KAFKASYA ÜZERİNE DÜŞÜNCELER[1]
Mehdi Nüzhet ÇETİNBAŞ
Kuzey Kafkasya istiklâl savaşları hiç şüphesizdir ki, dünyanın en kanlı savaşlarından birini teşkil eder. Rus ordularının adeta soykırım yaparcasına gösterdikleri vahşet ve zulümlere karşı yıkılmadan en ufak bir moral çöküntüsüne uğramadan, asırlarca karşı duran ecdadımız zamanın devletleri tarafından anlaşılamamıştır. Daha sonraları dünyanın başına bela kesilecek olan bu musibeti zamanında teşhis eden bahtsız insanlar, medeni (!) dünyanın gözü önünde katl olunmuşlardır.
Kuzey Kafkasya istiklâl savaşları hiç şüphesizdir ki, dünyanın en kanlı savaşlarından birini teşkil eder. Rus ordularının adeta soykırım yaparcasına gösterdikleri vahşet ve zulümlere karşı yıkılmadan en ufak bir moral çöküntüsüne uğramadan, asırlarca karşı duran ecdadımız zamanın devletleri tarafından anlaşılamamıştır. Daha sonraları dünyanın başına bela kesilecek olan bu musibeti zamanında teşhis eden bahtsız insanlar, medeni (!) dünyanın gözü önünde katl olunmuşlardır.
Çerkes toplumunun asırlarca uğramış olduğu zulümlerin suçunu Çarlığa, Bolşevik idarede yapılan katliamların vebalini diktatör Stalin'e yüklemek bugünkü Sovyet rejimini de vebal altından kurtaramayacaktır.

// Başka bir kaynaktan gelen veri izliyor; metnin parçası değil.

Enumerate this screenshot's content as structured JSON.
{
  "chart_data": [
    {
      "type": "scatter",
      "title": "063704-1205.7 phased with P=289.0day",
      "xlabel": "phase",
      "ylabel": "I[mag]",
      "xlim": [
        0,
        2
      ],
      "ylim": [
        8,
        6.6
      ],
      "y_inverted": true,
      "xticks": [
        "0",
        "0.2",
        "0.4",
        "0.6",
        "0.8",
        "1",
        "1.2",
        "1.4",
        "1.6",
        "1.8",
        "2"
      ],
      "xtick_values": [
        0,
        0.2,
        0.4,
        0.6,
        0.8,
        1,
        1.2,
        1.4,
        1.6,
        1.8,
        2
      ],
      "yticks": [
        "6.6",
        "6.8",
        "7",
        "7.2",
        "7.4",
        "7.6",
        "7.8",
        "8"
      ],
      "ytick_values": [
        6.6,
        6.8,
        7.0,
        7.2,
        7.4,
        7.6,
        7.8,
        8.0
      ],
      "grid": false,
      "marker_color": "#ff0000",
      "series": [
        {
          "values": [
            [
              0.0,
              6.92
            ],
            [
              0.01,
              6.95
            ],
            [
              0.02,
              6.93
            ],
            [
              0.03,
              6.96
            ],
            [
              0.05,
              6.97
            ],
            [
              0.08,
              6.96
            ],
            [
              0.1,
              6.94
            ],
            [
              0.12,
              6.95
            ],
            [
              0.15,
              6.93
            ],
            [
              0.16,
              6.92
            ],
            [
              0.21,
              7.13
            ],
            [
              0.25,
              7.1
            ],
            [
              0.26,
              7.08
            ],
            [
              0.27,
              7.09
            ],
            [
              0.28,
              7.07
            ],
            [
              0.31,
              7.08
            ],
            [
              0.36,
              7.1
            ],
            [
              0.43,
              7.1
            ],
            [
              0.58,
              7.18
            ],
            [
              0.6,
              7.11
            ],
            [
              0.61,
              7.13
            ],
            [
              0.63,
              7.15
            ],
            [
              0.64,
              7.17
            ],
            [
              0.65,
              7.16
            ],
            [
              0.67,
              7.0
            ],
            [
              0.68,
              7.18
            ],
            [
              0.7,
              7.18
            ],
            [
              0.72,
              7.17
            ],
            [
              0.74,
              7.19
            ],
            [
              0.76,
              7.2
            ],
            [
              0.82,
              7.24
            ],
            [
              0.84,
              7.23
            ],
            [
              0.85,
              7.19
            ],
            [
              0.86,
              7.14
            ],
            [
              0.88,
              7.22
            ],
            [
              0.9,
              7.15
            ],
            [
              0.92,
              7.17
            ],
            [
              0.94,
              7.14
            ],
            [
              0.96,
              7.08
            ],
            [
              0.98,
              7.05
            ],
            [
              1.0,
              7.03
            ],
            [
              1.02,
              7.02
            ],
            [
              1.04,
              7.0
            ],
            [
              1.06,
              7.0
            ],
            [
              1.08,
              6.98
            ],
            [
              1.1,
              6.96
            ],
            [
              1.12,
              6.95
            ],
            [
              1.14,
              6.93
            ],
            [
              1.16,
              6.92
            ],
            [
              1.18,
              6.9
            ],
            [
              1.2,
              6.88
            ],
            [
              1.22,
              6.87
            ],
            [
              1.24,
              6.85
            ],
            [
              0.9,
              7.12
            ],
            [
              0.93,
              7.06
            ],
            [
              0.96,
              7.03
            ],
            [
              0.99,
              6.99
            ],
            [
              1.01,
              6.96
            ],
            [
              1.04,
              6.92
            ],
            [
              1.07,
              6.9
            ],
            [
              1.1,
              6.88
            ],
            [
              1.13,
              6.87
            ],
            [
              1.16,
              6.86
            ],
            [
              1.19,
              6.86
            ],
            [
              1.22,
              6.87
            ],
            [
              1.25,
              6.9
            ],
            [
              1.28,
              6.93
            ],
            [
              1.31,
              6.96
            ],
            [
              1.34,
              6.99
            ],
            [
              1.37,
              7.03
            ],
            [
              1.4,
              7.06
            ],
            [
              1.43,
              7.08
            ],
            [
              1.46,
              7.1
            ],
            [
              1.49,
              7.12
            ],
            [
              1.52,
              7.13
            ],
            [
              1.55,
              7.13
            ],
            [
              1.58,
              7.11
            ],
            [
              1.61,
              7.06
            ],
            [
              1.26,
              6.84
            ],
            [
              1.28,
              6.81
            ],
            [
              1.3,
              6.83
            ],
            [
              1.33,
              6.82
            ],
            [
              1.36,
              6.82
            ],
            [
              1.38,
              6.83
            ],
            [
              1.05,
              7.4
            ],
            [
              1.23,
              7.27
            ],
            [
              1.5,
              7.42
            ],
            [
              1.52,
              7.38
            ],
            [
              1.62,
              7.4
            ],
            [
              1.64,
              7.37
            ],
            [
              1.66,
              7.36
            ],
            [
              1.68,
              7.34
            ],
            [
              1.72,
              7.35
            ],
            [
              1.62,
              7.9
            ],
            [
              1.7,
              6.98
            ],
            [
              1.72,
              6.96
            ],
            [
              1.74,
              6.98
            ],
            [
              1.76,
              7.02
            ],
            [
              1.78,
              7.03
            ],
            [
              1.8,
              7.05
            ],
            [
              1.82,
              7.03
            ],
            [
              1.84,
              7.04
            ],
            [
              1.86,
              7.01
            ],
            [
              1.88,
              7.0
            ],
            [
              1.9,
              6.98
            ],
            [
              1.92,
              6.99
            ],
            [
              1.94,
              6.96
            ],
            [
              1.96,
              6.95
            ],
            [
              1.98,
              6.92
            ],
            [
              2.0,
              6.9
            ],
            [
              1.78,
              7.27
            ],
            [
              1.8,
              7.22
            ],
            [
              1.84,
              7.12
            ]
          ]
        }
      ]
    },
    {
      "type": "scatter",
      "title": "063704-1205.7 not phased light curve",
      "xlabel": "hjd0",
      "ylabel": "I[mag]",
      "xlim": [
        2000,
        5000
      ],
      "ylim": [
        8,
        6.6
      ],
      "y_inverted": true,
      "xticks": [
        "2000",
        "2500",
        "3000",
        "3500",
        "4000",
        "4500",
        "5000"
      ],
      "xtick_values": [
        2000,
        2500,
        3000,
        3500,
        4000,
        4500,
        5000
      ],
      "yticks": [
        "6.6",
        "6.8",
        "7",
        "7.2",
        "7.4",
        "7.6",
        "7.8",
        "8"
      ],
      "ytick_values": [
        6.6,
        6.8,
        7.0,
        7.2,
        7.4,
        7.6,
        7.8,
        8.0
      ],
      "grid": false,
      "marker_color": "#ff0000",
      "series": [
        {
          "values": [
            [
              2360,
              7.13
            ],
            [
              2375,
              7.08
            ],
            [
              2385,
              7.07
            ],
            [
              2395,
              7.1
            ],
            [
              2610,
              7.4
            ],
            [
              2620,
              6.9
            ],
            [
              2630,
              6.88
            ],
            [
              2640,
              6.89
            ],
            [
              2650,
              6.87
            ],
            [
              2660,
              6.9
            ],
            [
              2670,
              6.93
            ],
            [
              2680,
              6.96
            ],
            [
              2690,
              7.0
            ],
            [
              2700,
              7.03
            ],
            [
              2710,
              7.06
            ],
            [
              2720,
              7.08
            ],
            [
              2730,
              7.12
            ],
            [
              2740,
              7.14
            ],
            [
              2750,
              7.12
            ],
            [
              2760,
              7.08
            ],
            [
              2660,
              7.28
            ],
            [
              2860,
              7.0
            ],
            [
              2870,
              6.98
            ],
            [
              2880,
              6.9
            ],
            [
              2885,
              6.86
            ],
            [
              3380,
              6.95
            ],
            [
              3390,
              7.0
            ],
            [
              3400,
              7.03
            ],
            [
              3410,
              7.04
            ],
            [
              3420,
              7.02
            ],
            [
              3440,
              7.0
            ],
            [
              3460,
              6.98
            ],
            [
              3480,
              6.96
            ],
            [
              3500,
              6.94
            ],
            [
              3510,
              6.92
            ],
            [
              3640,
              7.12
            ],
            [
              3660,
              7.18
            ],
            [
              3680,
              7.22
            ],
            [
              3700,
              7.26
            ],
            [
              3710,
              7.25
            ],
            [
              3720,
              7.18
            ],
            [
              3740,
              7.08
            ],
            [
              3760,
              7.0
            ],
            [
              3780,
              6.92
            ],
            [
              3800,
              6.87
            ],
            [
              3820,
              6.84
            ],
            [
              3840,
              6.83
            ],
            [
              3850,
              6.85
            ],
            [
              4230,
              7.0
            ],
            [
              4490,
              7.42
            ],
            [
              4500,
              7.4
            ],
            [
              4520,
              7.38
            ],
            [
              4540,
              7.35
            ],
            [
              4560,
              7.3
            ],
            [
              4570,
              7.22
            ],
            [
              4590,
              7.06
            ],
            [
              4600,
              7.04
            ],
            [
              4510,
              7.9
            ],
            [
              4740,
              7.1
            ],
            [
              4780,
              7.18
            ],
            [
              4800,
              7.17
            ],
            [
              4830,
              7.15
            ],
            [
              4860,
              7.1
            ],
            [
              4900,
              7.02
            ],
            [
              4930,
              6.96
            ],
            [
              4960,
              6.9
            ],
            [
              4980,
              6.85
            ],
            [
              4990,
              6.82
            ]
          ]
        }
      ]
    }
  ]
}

Biliyoruz ki devletler gelip geçici, ebedi olanlar ise zihniyetlerdir. Günümüz Sovyet politikası da Çar Deli Petro’dan miras kalan emperyalist bir cihan imparatorluğu üzerine kurulmuştur. Sadece maskesi değişmiştir. Enternasyonalci bir hareket pozisyonuna bürünerek mazlum milletleri iğfal edip, onlara “Altın çağ” vadeden bu yönetim günümüze kadar geçen tatbikatında zulüm ve gözyaşından başka ne verebilmiştir?
Sovyet anayasasına dayanarak, bağlı bulunduğu ittifakın dışına çıkmak için harekete geçen Macaristan ve Çekoslovak milletlerinin başından geçen kanlı hadiselerin izleri henüz hafızalarımızda taptaze yaşamaktadır.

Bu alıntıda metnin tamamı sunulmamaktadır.